Code Review Automation using Retrieval Augmented Generation
Qianru Meng, Xiao Zhang, Zhaochen Ren, Joost Visser
TL;DR
This work tackles the labor-intensive task of automated code review generation by introducing RARe, a Retrieval-Augmented Reviewer that couples a dense retriever with a large language model to inject external, domain-relevant knowledge into code reviews. By retrieving relevant past reviews and incorporating them into the generation prompt, RARe achieves state-of-the-art performance on two benchmark datasets (BLEU-4 up to 12.96) and gains validated support from human evaluation and an interpretability case study. The authors systematically compare retrievers, generators, and prompting strategies, demonstrating that retrieval quality, especially top-1 results, substantially boosts performance and reduces overly general or off-point outputs. They also provide a thorough discussion of implications, limitations, and threats to validity, and release their code to encourage adoption and further research in automated software engineering tasks.
Abstract
Code review is essential for maintaining software quality but is labor-intensive. Automated code review generation offers a promising solution to this challenge. Both deep learning-based generative techniques and retrieval-based methods have demonstrated strong performance in this task. However, despite these advancements, there are still some limitations where generated reviews can be either off-point or overly general.
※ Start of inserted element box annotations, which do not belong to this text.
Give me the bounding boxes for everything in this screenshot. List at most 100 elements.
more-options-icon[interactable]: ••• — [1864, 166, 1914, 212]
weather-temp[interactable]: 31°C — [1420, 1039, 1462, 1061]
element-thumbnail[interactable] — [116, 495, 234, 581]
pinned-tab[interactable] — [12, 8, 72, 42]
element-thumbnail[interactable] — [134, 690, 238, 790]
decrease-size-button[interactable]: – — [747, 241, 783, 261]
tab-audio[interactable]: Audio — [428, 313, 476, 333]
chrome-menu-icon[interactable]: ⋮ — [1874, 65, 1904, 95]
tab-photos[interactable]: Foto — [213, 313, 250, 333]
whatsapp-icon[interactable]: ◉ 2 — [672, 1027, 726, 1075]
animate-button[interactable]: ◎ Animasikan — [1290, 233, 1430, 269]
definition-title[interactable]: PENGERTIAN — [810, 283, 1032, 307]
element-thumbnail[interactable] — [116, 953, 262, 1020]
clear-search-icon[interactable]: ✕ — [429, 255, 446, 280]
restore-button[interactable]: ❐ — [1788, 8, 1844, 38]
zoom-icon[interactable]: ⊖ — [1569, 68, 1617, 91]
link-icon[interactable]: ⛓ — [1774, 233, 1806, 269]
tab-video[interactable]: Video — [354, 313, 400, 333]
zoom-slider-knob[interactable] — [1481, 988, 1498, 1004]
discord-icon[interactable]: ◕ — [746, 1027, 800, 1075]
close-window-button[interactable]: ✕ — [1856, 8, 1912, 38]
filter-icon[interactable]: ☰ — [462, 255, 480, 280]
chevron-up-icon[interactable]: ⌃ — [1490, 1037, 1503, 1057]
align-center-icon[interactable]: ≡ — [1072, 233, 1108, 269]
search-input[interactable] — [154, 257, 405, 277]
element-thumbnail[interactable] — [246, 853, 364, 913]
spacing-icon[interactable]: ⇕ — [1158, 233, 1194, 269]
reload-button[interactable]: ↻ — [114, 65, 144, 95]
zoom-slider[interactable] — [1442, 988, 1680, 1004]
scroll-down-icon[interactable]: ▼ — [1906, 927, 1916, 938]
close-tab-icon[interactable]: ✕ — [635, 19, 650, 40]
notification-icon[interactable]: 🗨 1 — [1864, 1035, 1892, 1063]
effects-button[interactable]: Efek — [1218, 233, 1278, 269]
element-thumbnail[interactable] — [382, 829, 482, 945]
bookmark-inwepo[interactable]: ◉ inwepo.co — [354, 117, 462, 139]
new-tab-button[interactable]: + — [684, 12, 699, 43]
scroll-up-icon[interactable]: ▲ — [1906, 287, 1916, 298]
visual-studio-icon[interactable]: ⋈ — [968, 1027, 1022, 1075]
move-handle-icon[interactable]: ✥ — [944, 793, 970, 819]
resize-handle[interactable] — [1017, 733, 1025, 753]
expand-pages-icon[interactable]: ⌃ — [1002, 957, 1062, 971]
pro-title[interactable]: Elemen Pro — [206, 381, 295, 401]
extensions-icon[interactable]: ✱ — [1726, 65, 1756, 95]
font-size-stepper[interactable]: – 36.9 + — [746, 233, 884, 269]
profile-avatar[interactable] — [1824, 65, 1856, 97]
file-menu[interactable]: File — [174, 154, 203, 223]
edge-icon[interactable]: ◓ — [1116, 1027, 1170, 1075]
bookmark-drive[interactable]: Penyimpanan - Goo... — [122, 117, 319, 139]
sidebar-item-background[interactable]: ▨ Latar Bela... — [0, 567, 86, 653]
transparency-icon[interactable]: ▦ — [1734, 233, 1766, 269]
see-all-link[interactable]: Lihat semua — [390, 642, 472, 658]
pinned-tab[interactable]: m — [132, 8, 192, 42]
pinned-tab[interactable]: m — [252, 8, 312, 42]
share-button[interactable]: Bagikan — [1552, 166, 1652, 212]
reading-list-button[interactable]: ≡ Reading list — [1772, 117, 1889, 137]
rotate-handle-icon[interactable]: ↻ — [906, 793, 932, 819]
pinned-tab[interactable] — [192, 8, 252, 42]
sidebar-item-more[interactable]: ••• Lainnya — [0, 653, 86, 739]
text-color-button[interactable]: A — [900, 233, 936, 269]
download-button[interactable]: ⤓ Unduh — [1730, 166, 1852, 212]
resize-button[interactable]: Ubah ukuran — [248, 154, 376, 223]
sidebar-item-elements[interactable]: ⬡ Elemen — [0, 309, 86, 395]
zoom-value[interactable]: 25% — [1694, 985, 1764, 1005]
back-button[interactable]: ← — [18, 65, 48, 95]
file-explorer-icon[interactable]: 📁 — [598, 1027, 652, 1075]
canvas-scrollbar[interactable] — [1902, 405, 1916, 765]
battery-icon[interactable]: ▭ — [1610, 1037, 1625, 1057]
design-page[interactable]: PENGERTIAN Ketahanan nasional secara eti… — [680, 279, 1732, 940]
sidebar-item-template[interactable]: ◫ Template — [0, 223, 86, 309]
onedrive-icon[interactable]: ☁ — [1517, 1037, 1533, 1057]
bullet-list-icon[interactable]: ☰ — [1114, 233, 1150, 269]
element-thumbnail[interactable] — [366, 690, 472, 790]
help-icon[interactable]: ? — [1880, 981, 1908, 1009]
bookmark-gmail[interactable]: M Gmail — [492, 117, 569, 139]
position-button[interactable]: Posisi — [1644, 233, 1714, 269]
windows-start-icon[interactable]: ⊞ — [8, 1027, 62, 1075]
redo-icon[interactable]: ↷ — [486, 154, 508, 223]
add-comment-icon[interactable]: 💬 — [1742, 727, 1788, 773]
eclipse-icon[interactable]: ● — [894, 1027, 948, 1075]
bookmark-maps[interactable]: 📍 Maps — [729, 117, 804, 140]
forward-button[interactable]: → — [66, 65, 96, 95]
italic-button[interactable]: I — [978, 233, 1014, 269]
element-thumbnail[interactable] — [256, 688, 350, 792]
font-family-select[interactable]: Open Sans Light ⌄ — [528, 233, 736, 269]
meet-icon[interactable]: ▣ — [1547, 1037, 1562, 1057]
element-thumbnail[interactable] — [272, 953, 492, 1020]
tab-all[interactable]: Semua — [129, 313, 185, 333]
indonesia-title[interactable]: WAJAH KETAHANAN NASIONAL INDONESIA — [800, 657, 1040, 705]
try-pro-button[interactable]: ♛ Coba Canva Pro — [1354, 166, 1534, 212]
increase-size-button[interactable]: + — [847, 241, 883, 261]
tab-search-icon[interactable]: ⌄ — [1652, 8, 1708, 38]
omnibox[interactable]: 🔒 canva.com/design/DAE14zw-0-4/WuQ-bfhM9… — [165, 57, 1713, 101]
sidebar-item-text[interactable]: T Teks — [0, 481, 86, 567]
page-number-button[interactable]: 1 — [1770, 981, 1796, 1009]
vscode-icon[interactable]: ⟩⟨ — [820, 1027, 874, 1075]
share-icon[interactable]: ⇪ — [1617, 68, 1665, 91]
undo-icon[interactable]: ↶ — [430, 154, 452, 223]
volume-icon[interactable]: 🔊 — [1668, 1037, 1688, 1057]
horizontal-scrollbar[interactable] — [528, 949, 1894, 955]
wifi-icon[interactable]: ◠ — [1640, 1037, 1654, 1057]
To address these issues, we introduce Retrieval-Augmented Reviewer (RARe), which leverages Retrieval-Augmented Generation (RAG) to combine retrieval-based and generative methods, explicitly incorporating external domain knowledge into the code review process. RARe uses a dense retriever to select the most relevant reviews from the codebase, which then enrich the input for a neural generator, utilizing the contextual learning capacity of large language models (LLMs), to produce the final review. RARe outperforms state-of-the-art methods on two benchmark datasets, achieving BLEU-4 scores of 12.32 and 12.96, respectively. Its effectiveness is further validated through a detailed human evaluation and a case study using an interpretability tool, demonstrating its practical utility and reliability.